Nur zwischendurch ein Thema sind die US-Schulden an den Finanzmärkten. Wenn die Schuldenobergrenze oder die Schliessung der Bundesverwaltung droht, wird die Zahlungsunfähigkeit der USA und der Zusammenbruch des globalen Finanzsystems heraufbeschworen. Nach der üblichen Last-Minute-Einigung in Washington verschwindet das Thema schnell wieder. Die angedrohten höheren Zinsen aufgrund von Rating-Herabstufungen haben sich nie materialisiert. Der Treiber hinter den US-Zinsen sind die Zinserwartungen an die Fed.
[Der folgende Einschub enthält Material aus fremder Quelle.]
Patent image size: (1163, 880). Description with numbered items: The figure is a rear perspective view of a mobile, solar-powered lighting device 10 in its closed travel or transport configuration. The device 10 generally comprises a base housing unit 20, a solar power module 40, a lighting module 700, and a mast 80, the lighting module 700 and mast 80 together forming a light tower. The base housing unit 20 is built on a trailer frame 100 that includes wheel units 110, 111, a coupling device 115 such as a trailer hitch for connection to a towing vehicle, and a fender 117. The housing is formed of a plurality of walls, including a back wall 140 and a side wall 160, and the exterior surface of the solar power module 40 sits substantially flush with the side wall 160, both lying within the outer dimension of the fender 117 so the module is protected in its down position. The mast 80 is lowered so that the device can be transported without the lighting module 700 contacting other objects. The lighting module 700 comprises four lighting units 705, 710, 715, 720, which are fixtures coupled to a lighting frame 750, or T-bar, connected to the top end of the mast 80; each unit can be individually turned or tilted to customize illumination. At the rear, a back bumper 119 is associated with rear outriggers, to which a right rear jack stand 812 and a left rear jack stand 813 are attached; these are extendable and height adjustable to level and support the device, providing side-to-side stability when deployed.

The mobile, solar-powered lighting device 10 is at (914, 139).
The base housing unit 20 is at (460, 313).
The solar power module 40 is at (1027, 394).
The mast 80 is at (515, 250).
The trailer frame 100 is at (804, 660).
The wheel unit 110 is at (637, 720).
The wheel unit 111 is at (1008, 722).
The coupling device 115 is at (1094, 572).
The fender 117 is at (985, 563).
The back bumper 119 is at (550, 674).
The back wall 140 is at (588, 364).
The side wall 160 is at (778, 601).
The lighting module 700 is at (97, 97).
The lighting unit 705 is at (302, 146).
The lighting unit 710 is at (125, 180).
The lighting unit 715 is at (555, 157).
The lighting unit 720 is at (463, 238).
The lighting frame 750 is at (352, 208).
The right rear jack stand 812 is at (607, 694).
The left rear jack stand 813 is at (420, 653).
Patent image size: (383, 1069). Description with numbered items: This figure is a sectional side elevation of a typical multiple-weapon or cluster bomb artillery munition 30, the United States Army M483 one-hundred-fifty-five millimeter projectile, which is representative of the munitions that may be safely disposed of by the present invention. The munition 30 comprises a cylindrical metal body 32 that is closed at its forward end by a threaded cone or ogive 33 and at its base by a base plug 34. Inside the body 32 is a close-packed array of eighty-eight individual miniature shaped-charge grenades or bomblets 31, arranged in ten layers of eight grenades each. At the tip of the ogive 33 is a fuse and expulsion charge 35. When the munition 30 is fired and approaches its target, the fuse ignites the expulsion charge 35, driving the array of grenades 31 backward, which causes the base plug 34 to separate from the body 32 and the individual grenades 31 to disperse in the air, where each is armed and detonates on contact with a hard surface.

Widerstandsfähiger US-Dollar
Diese werden durch die Inflation und die Konjunktur bestimmt und nicht durch das «Kreditrisiko USA». Gering ist der Einfluss der Schulden auch auf die Währung. Der US-Dollar wird in unserer Wahrnehmung immer schwächer. Das mag richtig sein für die Zeit zwischen 2000 und 2010, als der US-Dollar zum Franken von 1.80 auf die Parität fiel. Auf diesem Niveau hielt er sich dann mehr als zehn Jahre, auch dank der SNB, bevor er in den letzten Monaten auf 85 Rappen fiel. Schwächer wurde der US-Dollar aber nur gegen den Franken. Handelsgewichtet wird der US-Dollar schon seit längerem immer teurer. Seit 2018 hat er sich um 25% aufgewertet, gleich viel wie der Franken.Von den Kursrückgängen an den Aktienmärkten während der ersten Handelstage darf man sich nicht zu stark beeindrucken lassen. Im Gegenteil: Die Aktien verschiedener Firmen aus dem Technologiebereich oder der Industrie sind so stark gefallen, dass sich unerwartet gute Einstiegsmöglichkeiten bieten. (SGKB/mc/ps)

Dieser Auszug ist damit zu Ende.